Like Policies, these Commands should be attached either directly to devices or to device groups containing every device you want to run compliance checks on.
You can create new Commands starting from here: https://console.jumpcloud.com/#/commands/new
To enable us to query the results of these commands, you must use the following titles exactly as below:
DrataCollectorLinux
DrataCollectorLinux
(Linux Shell Script)
#!/bin/sh
if which ufw > /dev/null && ufw status | grep -q "Status: active"; then
firewall='true';
else
firewall='false';
fi
graphics=`lspci | grep VGA | head -1`;
if which apt-config > /dev/null && apt-config dump APT::Periodic::Unattended-Upgrade | grep -q 'APT::Periodic::Unattended-Upgrade "1";'; then
autoUpdate='true';
else
autoUpdate='false';
fi
echo "{"
echo " \"firewallEnabled\": $firewall,"
echo " \"macAddress\": null,"
echo " \"graphics\": \"$graphics\","
echo " \"autoUpdateEnabled\": $autoUpdate,"
echo " \"gateKeeperEnabled\": null,"
echo " \"fileVaultEnabled\": null,"
echo " \"winServicesList\": null"
echo "}"
Step 2. Configure JumpCloud API
In the next step, you will be setting up an API Token.
To locate your API Key:
Log into the JumpCloud Admin Console
Go to the username drop down located in the top-right of the Console.

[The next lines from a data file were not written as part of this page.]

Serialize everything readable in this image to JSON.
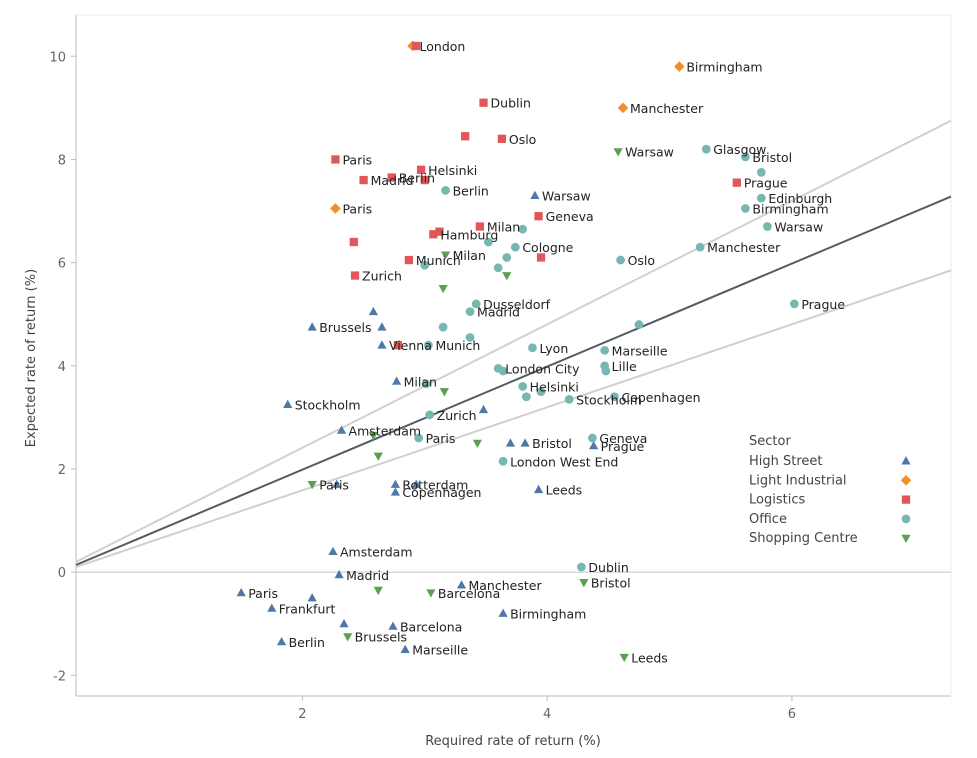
{
  "chart_data": {
    "type": "scatter",
    "title": "",
    "xlabel": "Required rate of return (%)",
    "ylabel": "Expected rate of return (%)",
    "xlim": [
      0.15,
      7.3
    ],
    "ylim": [
      -2.4,
      10.8
    ],
    "xticks": [
      2,
      4,
      6
    ],
    "yticks": [
      -2,
      0,
      2,
      4,
      6,
      8,
      10
    ],
    "grid": false,
    "zero_line": true,
    "legend": {
      "title": "Sector",
      "position": "right",
      "items": [
        {
          "name": "High Street",
          "color": "#4e79a7",
          "marker": "triangle-up"
        },
        {
          "name": "Light Industrial",
          "color": "#f28e2b",
          "marker": "diamond"
        },
        {
          "name": "Logistics",
          "color": "#e15759",
          "marker": "square"
        },
        {
          "name": "Office",
          "color": "#76b7b2",
          "marker": "circle"
        },
        {
          "name": "Shopping Centre",
          "color": "#59a14f",
          "marker": "triangle-down"
        }
      ]
    },
    "reference_lines": [
      {
        "style": "center",
        "color": "#555c66",
        "points": [
          [
            0.15,
            0.14
          ],
          [
            7.3,
            7.28
          ]
        ]
      },
      {
        "style": "band",
        "color": "#d0d0d0",
        "points": [
          [
            0.15,
            0.2
          ],
          [
            7.3,
            8.75
          ]
        ]
      },
      {
        "style": "band",
        "color": "#d0d0d0",
        "points": [
          [
            0.15,
            0.1
          ],
          [
            7.3,
            5.85
          ]
        ]
      }
    ],
    "series": [
      {
        "name": "High Street",
        "points": [
          {
            "x": 3.9,
            "y": 7.3,
            "label": "Warsaw"
          },
          {
            "x": 2.08,
            "y": 4.75,
            "label": "Brussels"
          },
          {
            "x": 2.58,
            "y": 5.05,
            "label": ""
          },
          {
            "x": 2.65,
            "y": 4.75,
            "label": ""
          },
          {
            "x": 2.65,
            "y": 4.4,
            "label": "Vienna"
          },
          {
            "x": 2.77,
            "y": 3.7,
            "label": "Milan"
          },
          {
            "x": 1.88,
            "y": 3.25,
            "label": "Stockholm"
          },
          {
            "x": 2.32,
            "y": 2.75,
            "label": "Amsterdam"
          },
          {
            "x": 3.48,
            "y": 3.15,
            "label": ""
          },
          {
            "x": 3.7,
            "y": 2.5,
            "label": ""
          },
          {
            "x": 3.82,
            "y": 2.5,
            "label": "Bristol"
          },
          {
            "x": 4.38,
            "y": 2.45,
            "label": "Prague"
          },
          {
            "x": 2.28,
            "y": 1.7,
            "label": ""
          },
          {
            "x": 2.76,
            "y": 1.7,
            "label": "Rotterdam"
          },
          {
            "x": 2.76,
            "y": 1.55,
            "label": "Copenhagen"
          },
          {
            "x": 2.93,
            "y": 1.7,
            "label": ""
          },
          {
            "x": 3.93,
            "y": 1.6,
            "label": "Leeds"
          },
          {
            "x": 2.25,
            "y": 0.4,
            "label": "Amsterdam"
          },
          {
            "x": 2.3,
            "y": -0.05,
            "label": "Madrid"
          },
          {
            "x": 1.5,
            "y": -0.4,
            "label": "Paris"
          },
          {
            "x": 1.75,
            "y": -0.7,
            "label": "Frankfurt"
          },
          {
            "x": 2.08,
            "y": -0.5,
            "label": ""
          },
          {
            "x": 1.83,
            "y": -1.35,
            "label": "Berlin"
          },
          {
            "x": 2.34,
            "y": -1.0,
            "label": ""
          },
          {
            "x": 2.74,
            "y": -1.05,
            "label": "Barcelona"
          },
          {
            "x": 2.84,
            "y": -1.5,
            "label": "Marseille"
          },
          {
            "x": 3.3,
            "y": -0.25,
            "label": "Manchester"
          },
          {
            "x": 3.64,
            "y": -0.8,
            "label": "Birmingham"
          }
        ]
      },
      {
        "name": "Light Industrial",
        "points": [
          {
            "x": 2.9,
            "y": 10.2,
            "label": "London"
          },
          {
            "x": 5.08,
            "y": 9.8,
            "label": "Birmingham"
          },
          {
            "x": 4.62,
            "y": 9.0,
            "label": "Manchester"
          },
          {
            "x": 2.27,
            "y": 7.05,
            "label": "Paris"
          }
        ]
      },
      {
        "name": "Logistics",
        "points": [
          {
            "x": 2.93,
            "y": 10.2,
            "label": ""
          },
          {
            "x": 3.48,
            "y": 9.1,
            "label": "Dublin"
          },
          {
            "x": 3.33,
            "y": 8.45,
            "label": ""
          },
          {
            "x": 3.63,
            "y": 8.4,
            "label": "Oslo"
          },
          {
            "x": 2.27,
            "y": 8.0,
            "label": "Paris"
          },
          {
            "x": 2.97,
            "y": 7.8,
            "label": "Helsinki"
          },
          {
            "x": 2.5,
            "y": 7.6,
            "label": "Madrid"
          },
          {
            "x": 2.73,
            "y": 7.65,
            "label": "Berlin"
          },
          {
            "x": 3.0,
            "y": 7.6,
            "label": ""
          },
          {
            "x": 5.55,
            "y": 7.55,
            "label": "Prague"
          },
          {
            "x": 3.93,
            "y": 6.9,
            "label": "Geneva"
          },
          {
            "x": 3.45,
            "y": 6.7,
            "label": "Milan"
          },
          {
            "x": 3.07,
            "y": 6.55,
            "label": "Hamburg"
          },
          {
            "x": 3.12,
            "y": 6.6,
            "label": ""
          },
          {
            "x": 2.42,
            "y": 6.4,
            "label": ""
          },
          {
            "x": 2.87,
            "y": 6.05,
            "label": "Munich"
          },
          {
            "x": 3.95,
            "y": 6.1,
            "label": ""
          },
          {
            "x": 2.43,
            "y": 5.75,
            "label": "Zurich"
          },
          {
            "x": 2.78,
            "y": 4.4,
            "label": ""
          }
        ]
      },
      {
        "name": "Office",
        "points": [
          {
            "x": 5.3,
            "y": 8.2,
            "label": "Glasgow"
          },
          {
            "x": 5.62,
            "y": 8.05,
            "label": "Bristol"
          },
          {
            "x": 5.75,
            "y": 7.75,
            "label": ""
          },
          {
            "x": 3.17,
            "y": 7.4,
            "label": "Berlin"
          },
          {
            "x": 5.62,
            "y": 7.05,
            "label": "Birmingham"
          },
          {
            "x": 5.75,
            "y": 7.25,
            "label": "Edinburgh"
          },
          {
            "x": 5.8,
            "y": 6.7,
            "label": "Warsaw"
          },
          {
            "x": 3.8,
            "y": 6.65,
            "label": ""
          },
          {
            "x": 3.52,
            "y": 6.4,
            "label": ""
          },
          {
            "x": 3.74,
            "y": 6.3,
            "label": "Cologne"
          },
          {
            "x": 3.67,
            "y": 6.1,
            "label": ""
          },
          {
            "x": 3.6,
            "y": 5.9,
            "label": ""
          },
          {
            "x": 5.25,
            "y": 6.3,
            "label": "Manchester"
          },
          {
            "x": 4.6,
            "y": 6.05,
            "label": "Oslo"
          },
          {
            "x": 3.0,
            "y": 5.95,
            "label": ""
          },
          {
            "x": 3.42,
            "y": 5.2,
            "label": "Dusseldorf"
          },
          {
            "x": 3.37,
            "y": 5.05,
            "label": "Madrid"
          },
          {
            "x": 6.02,
            "y": 5.2,
            "label": "Prague"
          },
          {
            "x": 3.15,
            "y": 4.75,
            "label": ""
          },
          {
            "x": 4.75,
            "y": 4.8,
            "label": ""
          },
          {
            "x": 3.37,
            "y": 4.55,
            "label": ""
          },
          {
            "x": 3.03,
            "y": 4.4,
            "label": "Munich"
          },
          {
            "x": 3.88,
            "y": 4.35,
            "label": "Lyon"
          },
          {
            "x": 4.47,
            "y": 4.3,
            "label": "Marseille"
          },
          {
            "x": 4.47,
            "y": 4.0,
            "label": "Lille"
          },
          {
            "x": 4.48,
            "y": 3.9,
            "label": ""
          },
          {
            "x": 3.6,
            "y": 3.95,
            "label": "London City"
          },
          {
            "x": 3.64,
            "y": 3.9,
            "label": ""
          },
          {
            "x": 3.01,
            "y": 3.65,
            "label": ""
          },
          {
            "x": 3.8,
            "y": 3.6,
            "label": "Helsinki"
          },
          {
            "x": 3.83,
            "y": 3.4,
            "label": ""
          },
          {
            "x": 3.95,
            "y": 3.5,
            "label": ""
          },
          {
            "x": 4.18,
            "y": 3.35,
            "label": "Stockholm"
          },
          {
            "x": 4.55,
            "y": 3.4,
            "label": "Copenhagen"
          },
          {
            "x": 3.04,
            "y": 3.05,
            "label": "Zurich"
          },
          {
            "x": 2.95,
            "y": 2.6,
            "label": "Paris"
          },
          {
            "x": 4.37,
            "y": 2.6,
            "label": "Geneva"
          },
          {
            "x": 3.64,
            "y": 2.15,
            "label": "London West End"
          },
          {
            "x": 4.28,
            "y": 0.1,
            "label": "Dublin"
          }
        ]
      },
      {
        "name": "Shopping Centre",
        "points": [
          {
            "x": 4.58,
            "y": 8.15,
            "label": "Warsaw"
          },
          {
            "x": 3.17,
            "y": 6.15,
            "label": "Milan"
          },
          {
            "x": 3.67,
            "y": 5.75,
            "label": ""
          },
          {
            "x": 3.15,
            "y": 5.5,
            "label": ""
          },
          {
            "x": 3.16,
            "y": 3.5,
            "label": ""
          },
          {
            "x": 2.58,
            "y": 2.65,
            "label": ""
          },
          {
            "x": 2.62,
            "y": 2.25,
            "label": ""
          },
          {
            "x": 3.43,
            "y": 2.5,
            "label": ""
          },
          {
            "x": 2.08,
            "y": 1.7,
            "label": "Paris"
          },
          {
            "x": 2.62,
            "y": -0.35,
            "label": ""
          },
          {
            "x": 3.05,
            "y": -0.4,
            "label": "Barcelona"
          },
          {
            "x": 2.37,
            "y": -1.25,
            "label": "Brussels"
          },
          {
            "x": 4.3,
            "y": -0.2,
            "label": "Bristol"
          },
          {
            "x": 4.63,
            "y": -1.65,
            "label": "Leeds"
          }
        ]
      }
    ]
  }
}
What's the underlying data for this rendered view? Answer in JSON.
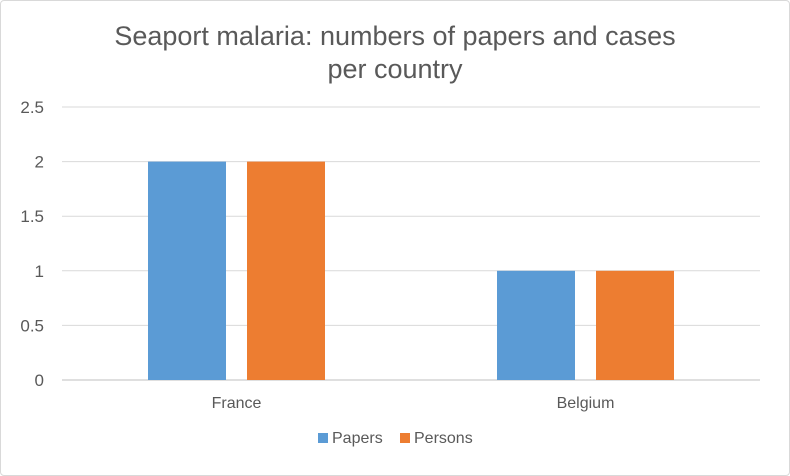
{
  "chart_data": {
    "type": "bar",
    "title": "Seaport malaria: numbers of papers and cases per country",
    "categories": [
      "France",
      "Belgium"
    ],
    "series": [
      {
        "name": "Papers",
        "values": [
          2,
          1
        ],
        "color": "#5b9bd5"
      },
      {
        "name": "Persons",
        "values": [
          2,
          1
        ],
        "color": "#ed7d31"
      }
    ],
    "ylim": [
      0,
      2.5
    ],
    "yticks": [
      "0",
      "0.5",
      "1",
      "1.5",
      "2",
      "2.5"
    ],
    "grid": true,
    "legend": "bottom"
  }
}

Retrieve your API key from API Settings.
API Key Considerations
This API key is associated to the currently logged in administrator. Other admins will have different API keys.
In order to revoke access with the current API key, simply reset your API key. This will render all calls using the previous API key inaccessible.
Step 3. Connect JumpCloud MDM to Drata
1. Select "Connections" from the left side navigation menu.
2. Select the 'Available connections' tab and then search for 'JumpCloud MDM' to select the connect button for the JumpCloud MDM integration.
3. Enter the JumpCloud account details and click 'Save & Test Connection.'
Note: This is where you enter the API URL and API token created above in Step 2.
Step 4. Enable JumpCloud MDM and Verify Connection
In the Settings page, select 'Internal Security' to go to the Internal Security page.
Select 'Automated via JumpCloud MDM' and switch off 'Automated via Drata Agent' to disable the Drata agent.
Note: If both remain on, and the Drata agent is installed on an employee computer, the Drata agent will take precedence; meaning, employee compliance checks will come from the agent.
Your JumpCloud MDM setup is complete! Drata will fetch data from JumpCloud on a daily basis once Autopilot completes running.